The world has changed. We are now building an entire product around the NGLayout project. XFE developers are now all focused on getting raptor up and running. We have decided that GTK is a more appropriate toolkit for the job we are trying to accomplish, and the role of the Front End has changed greatly.

Enter JUMP: The Jumpstart Unix Mozilla Project. Here is a list of items that need to be accomplished, understood or documented to make NGLayout accessible to all Unix developers. This is not a list of new features to add or improvements to make, it is what needs to be done to bring NGLayout/Mozilla on par with other free source development efforts.

  1. Build system - The Unix build system on NGLayout is overly complicated and cumbersome. We would like to switch to autoconf.
  2. XPFE - We need to get the XPFE using GTK on Unix - it currently uses Motif.
    • GTK Widgets
    • GTK gfx system
    • Startup
    • Event Loop
    • Fix remote display
  3. Netlib - this has been changed for NGLayout to support multithreaded applications.
    • Check on Async. DNS - We don't even know the status of Asynchronous DNS in the new NetLib. Does it work? If it does work, is there a better way of doing this?
    • Other hacks that we needed pre-NGLayout - FE_SetReadPoll() hacks, etc. Do we still need them?
  4. Other issues
    • Motif/AWT/Threading issues - Motif is not thread safe and any OJI Java VM probably uses Motif. Is this issue something for JVM vendors to worry about, or do we need to include some kind of support? Similar problems have been tackled in the past.
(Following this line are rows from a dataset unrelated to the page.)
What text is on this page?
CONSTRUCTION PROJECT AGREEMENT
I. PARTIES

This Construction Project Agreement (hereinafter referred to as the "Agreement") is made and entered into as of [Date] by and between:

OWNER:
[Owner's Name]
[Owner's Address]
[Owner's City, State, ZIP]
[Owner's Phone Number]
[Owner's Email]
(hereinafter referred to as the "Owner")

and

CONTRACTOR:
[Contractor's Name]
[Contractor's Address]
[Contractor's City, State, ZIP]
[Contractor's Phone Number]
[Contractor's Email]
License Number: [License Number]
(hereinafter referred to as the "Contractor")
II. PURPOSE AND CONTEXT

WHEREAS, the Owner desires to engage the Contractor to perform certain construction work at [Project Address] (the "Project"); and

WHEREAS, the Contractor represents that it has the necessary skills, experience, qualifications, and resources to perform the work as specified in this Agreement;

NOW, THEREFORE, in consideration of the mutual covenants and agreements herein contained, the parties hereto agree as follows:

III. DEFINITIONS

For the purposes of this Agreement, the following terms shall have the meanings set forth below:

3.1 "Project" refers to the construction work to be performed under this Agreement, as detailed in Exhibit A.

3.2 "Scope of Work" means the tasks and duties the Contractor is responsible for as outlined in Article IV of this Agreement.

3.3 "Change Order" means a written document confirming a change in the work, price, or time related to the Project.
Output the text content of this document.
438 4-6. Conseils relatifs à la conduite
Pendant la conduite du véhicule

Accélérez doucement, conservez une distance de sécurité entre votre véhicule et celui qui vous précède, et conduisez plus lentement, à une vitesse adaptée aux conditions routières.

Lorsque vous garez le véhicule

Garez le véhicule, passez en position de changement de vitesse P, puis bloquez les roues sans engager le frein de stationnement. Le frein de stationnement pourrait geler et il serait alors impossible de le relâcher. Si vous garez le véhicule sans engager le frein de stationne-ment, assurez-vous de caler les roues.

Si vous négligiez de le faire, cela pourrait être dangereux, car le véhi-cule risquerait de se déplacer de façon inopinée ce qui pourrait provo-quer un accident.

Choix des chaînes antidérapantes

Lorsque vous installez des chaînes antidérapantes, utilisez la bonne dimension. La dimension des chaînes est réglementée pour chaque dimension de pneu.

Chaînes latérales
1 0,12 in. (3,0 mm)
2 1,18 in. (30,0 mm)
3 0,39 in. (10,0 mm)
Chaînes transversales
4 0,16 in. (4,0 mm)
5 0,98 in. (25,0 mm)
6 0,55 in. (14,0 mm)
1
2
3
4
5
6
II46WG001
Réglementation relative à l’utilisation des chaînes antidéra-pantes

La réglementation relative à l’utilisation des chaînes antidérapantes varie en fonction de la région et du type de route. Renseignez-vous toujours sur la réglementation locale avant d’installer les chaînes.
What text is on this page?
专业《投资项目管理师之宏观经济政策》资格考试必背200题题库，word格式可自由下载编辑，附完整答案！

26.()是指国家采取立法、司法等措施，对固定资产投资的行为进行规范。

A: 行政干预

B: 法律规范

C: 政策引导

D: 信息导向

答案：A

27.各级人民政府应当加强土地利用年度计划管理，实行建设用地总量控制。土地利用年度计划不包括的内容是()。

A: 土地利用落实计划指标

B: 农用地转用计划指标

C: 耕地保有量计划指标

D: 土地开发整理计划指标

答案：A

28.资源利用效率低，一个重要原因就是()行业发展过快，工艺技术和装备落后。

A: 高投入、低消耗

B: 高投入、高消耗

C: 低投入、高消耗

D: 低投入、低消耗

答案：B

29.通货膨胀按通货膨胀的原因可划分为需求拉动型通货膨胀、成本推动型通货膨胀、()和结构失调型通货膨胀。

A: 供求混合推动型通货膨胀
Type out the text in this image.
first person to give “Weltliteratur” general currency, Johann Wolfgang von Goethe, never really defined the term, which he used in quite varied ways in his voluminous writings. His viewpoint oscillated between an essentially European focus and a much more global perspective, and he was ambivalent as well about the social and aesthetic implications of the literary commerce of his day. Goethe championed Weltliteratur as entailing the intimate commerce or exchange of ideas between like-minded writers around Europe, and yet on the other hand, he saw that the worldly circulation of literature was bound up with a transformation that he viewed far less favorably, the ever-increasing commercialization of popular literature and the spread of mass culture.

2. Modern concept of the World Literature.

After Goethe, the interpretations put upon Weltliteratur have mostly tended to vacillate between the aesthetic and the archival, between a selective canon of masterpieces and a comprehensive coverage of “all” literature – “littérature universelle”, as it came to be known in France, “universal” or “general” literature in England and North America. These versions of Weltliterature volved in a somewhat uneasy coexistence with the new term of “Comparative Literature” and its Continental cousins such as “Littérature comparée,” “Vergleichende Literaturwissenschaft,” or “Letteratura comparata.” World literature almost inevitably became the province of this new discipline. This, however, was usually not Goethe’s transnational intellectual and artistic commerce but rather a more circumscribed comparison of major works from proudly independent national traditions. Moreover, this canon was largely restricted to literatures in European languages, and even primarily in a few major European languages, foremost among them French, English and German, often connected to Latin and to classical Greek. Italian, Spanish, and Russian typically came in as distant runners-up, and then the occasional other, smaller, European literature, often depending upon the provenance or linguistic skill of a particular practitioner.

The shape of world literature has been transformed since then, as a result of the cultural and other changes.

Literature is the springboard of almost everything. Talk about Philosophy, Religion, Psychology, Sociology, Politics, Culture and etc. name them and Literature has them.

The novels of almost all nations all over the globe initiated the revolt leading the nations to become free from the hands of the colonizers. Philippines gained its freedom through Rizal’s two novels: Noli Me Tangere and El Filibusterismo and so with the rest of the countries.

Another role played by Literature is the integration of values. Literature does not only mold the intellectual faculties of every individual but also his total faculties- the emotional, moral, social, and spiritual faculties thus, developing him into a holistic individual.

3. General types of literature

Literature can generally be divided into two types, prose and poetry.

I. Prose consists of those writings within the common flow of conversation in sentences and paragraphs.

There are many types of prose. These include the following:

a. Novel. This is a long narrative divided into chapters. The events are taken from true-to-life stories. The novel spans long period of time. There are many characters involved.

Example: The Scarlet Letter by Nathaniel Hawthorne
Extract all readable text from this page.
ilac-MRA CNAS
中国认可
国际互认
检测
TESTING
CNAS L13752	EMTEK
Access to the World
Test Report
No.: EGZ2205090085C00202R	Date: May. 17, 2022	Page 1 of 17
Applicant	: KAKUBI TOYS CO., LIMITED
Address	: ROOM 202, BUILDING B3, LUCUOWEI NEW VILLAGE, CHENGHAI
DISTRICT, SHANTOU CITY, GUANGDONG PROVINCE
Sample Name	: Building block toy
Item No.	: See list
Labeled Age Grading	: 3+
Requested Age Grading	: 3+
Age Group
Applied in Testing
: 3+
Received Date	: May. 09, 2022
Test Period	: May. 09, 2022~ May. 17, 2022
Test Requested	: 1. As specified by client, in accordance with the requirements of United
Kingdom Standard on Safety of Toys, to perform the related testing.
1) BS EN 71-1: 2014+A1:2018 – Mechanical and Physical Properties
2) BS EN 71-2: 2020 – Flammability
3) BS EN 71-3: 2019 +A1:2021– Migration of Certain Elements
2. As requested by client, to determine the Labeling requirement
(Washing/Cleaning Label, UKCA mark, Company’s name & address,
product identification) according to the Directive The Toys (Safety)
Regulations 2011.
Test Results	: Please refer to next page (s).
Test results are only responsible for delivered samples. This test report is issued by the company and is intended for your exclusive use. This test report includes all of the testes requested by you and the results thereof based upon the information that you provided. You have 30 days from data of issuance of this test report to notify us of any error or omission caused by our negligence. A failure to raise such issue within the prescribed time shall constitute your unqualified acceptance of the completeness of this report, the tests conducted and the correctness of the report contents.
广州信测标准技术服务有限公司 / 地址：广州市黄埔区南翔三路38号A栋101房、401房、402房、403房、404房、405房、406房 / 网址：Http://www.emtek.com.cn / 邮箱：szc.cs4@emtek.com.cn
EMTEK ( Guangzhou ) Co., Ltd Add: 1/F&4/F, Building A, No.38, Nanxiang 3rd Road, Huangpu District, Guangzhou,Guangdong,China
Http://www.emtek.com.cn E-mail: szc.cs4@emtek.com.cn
    • GTK Threading issues - GTK is not thread safe. XPFE currently runs on only one thread, but there is talk of making separate threads for each window. Should someone make GTK thread-safe or should we design our code so that we do not rely on this behavior?
  5. Looking forward
    • Move to feature specific #ifdefs rather than OS/Version specific #ifdefs. There are many places where we use conventions like #ifdef SOLARIS when what we really want is #ifdef HAVE_UNSIGNED_BITYPES or something. Autoconf gives us these feature specific macros for free. Let's use them.
    • Purify - we need to start purifying early. The old codebase had plenty of very small leaks that were almost always ignored by developers because there were after bigger problems. Purify targets should be added to Makefiles.
    • gprof - we should also start profiling our code as early as possible. It will be easier to fix bottlenecks in the future if the codebase is already somewhat streamlined. Profile targets should be added to Makefiles. We may also need djw's gprof hack.
    • Warnings - we should start cleaning up warnings now so that developers don't simply give up on fixing warnings because there are so many. We should add something for -pedantic and/or -pedantic-errors to catch more warnings.